Sabyasachi Chakma’s ‘Zum’ is the story of Zumo, a teenager from Rangamati who harnesses energy from nature through meditation and has a target on his back for his abilities.
Dhaka Comics has also found success in satirical concepts. Romel Barua’s series ‘Lungiman’ explores the conquests of Lungiman, a superhero with a super-powered lungi!
Dhaka Comics has also adapted seminal works of Bangladeshi literature as graphic novels. Kazi Anwar Hossain’s ‘Poncho Romancho’ and Dr Muhammad Zafar Iqbal’s ‘Ruhan Ruhan’ have been adapted as graphic novels and gained massive popularity among readers.
Things were going rather well for the publication house with a diverse set of comic books and graphic novels. Their presence transcended the book fair as they had managed to reach readers in many corners of the country through building their distribution chain.
The publication house will celebrate its eighth anniversary in January 2021. At this juncture, the publication house is facing some difficulties due to the pandemic COVID-19. This precarious situation has prompted the publication house to take two initiatives: launching digital comics and expanding its distribution chain throughout the country.
Dhaka Comics worked towards preparing their website to enable readers to get digital comics from their homes.
Dhaka Comics launched its digital comics section in June 2020. For the first time, Dhaka Comics released one of their comics online. Readers can now find the latest issue of Durjoy, Durjoy 15 in the digital comics section on Dhaka Comics’s website.
Along with Durjoy 15, many of the existing comics are available in the digital library. All of the comics can be purchased at a 50 per cent discount from their original price. There is also a provision for a yearly subscription which gives a reader the option to gain access to some of the previous comics of the publisher along with the new titles set to release in the next year.
The initiative to expand the distribution channel throughout the country is aimed to ensure that the comic readers from around the country can have easy access to Dhaka Comics books.

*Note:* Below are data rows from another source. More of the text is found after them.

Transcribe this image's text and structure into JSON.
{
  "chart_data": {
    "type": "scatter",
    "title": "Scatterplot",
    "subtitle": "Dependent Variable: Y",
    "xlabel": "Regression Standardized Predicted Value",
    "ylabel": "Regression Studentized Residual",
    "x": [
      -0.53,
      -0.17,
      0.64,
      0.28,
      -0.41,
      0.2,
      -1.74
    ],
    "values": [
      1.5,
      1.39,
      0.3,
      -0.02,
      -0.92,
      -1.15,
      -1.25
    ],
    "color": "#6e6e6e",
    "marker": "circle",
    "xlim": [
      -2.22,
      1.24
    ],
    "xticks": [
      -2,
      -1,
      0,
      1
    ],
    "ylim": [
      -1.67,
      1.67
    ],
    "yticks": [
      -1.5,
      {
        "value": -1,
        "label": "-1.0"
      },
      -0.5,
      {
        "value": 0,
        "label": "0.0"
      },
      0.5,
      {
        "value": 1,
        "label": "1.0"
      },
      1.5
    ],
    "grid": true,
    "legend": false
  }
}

As for Dhaka Comics’s future publication plan, the publication house is working on a graphic novel containing real life stories of our liberation war from the rural areas adapted from a book titled Gramer Ekattor authored by Afsan Chowdhury.
The publication house is also hosting a horror comic contest to promote budding artists. The submissions can be found on the Dhaka Comics website. The winning comics will be featured in a compilation in the next book fair.
Along with these projects, many of Dhaka Comic’s main popular series will be published in the upcoming book fair.
Although the journey has not been smooth, one thing is for sure, Dhaka Comics is here to stay in the literary arena of Bangladesh.
Tanjim Ul Islam is senior executive of Dhaka Comics.